L’entreprise teste une nouvelle stratégie Smart Bidding sur 3 jours.
Résultat : CPA x 2, décision immédiate : “on coupe, ça ne marche pas”.
Deux semaines plus tard, les leads tombent.
Les formulaires se transforment, le coût par lead réel revient sous la moyenne.
Mais le budget a déjà été coupé.
Ce n’est pas la stratégie qui a échoué, c’est le timing d’évaluation.
Le Smart Bidding apprend à la vitesse de vos conversions.
S’il faut 10 jours pour qu’une conversion remonte, il lui faut 10 jours pour apprendre.
Pas une minute de moins.
Quand vous changez une stratégie d’enchères, l’algorithme entre en phase d’apprentissage.
Pendant cette période, ses signaux ne sont pas encore stabilisés : il teste, ajuste, explore de nouvelles combinaisons.
Si vous jugez les résultats au bout de trois jours, vous jugez une campagne qui n’a même pas encore fini de collecter les données nécessaires à son propre apprentissage.
C’est comme noter un film après dix minutes.
Vous voyez le décor, mais pas encore l’histoire.
Alors, combien de temps attendre avant de juger une campagne ?
Tout dépend de votre cycle de conversion moyen.
Mais une règle simple s’impose : attendez toujours 1 à 2 cycles complets avant de tirer une conclusion.
C’est le seul moyen d’avoir une lecture stable et représentative de la réalité.
Ce n’est pas parce qu’il faut attendre pour juger que vous devez rester passif.
Il existe des signaux intermédiaires fiables pour suivre l’évolution de votre campagne :
En suivant ces signaux, vous anticipez les tendances sans “tuer” votre apprentissage.
Le marketing digital moderne récompense la patience.
Google Ads n’est plus un jeu de leviers instantanés.
C’est un système d’apprentissage statistique, alimenté par la qualité de vos données… et votre capacité à attendre.

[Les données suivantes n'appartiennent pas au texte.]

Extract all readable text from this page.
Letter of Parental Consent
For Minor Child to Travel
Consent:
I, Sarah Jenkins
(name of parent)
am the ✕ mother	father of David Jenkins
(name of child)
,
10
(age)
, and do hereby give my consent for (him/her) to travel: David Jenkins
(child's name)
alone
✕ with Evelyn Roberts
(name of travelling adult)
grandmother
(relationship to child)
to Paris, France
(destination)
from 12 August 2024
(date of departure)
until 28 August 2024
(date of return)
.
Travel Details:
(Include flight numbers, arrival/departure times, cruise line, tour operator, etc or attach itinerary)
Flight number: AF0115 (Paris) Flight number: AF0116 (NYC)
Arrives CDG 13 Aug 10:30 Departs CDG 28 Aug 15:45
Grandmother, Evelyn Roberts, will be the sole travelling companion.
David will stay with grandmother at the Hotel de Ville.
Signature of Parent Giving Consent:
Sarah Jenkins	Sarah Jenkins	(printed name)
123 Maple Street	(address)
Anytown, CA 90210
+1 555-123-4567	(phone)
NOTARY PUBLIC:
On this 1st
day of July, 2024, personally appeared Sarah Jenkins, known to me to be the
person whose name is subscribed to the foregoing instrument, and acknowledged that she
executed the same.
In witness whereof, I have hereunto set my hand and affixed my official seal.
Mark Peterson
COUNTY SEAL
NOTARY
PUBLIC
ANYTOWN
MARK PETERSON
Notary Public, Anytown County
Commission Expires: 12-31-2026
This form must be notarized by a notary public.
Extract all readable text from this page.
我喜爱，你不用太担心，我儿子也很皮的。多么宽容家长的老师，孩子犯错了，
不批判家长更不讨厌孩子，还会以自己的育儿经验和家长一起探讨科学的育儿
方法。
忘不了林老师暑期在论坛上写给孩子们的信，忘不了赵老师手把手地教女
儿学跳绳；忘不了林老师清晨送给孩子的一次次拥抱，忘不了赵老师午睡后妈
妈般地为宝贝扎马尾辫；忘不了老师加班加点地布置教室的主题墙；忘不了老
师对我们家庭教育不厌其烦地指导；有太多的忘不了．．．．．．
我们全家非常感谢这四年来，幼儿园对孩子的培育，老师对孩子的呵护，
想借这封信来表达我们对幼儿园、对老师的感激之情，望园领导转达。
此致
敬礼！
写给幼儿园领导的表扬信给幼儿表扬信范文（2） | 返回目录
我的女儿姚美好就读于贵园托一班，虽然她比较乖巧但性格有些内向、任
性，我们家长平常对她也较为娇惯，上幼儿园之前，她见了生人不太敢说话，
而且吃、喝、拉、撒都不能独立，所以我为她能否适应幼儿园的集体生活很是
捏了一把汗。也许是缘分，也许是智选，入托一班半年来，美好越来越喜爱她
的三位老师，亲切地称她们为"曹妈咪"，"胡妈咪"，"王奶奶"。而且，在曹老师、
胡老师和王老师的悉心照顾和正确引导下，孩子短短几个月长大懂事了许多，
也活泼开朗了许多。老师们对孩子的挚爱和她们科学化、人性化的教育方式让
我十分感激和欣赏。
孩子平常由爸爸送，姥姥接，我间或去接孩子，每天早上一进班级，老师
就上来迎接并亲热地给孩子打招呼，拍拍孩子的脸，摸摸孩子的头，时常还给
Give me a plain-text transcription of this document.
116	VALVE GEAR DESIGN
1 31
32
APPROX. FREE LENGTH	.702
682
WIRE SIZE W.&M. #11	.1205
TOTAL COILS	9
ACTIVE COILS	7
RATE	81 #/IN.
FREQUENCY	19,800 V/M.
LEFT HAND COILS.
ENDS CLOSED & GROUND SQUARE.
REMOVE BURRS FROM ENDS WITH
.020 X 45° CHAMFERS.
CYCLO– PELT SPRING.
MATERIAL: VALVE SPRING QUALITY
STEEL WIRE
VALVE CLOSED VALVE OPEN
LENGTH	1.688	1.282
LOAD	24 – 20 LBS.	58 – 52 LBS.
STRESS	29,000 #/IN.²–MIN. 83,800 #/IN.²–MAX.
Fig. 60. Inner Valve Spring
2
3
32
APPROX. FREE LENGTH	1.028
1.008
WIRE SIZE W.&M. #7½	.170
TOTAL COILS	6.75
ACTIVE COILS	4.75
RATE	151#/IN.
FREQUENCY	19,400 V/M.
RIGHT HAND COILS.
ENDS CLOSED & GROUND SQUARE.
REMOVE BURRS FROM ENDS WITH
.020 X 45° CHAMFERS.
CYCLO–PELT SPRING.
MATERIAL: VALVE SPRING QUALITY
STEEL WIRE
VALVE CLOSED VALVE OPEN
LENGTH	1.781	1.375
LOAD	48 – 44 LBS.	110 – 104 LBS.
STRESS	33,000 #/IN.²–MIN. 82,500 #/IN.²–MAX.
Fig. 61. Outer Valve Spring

Un bon gestionnaire de campagnes ne juge pas dans la précipitation.
Il comprend que l’algorithme ne fait que refléter la réalité de son marché : certains clients achètent tout de suite, d’autres prennent leur temps.
La question n’est donc pas “Pourquoi mon CPA a explosé cette semaine ?”, mais “Mon cycle de conversion me permet-il de juger ce CPA aujourd’hui ?”.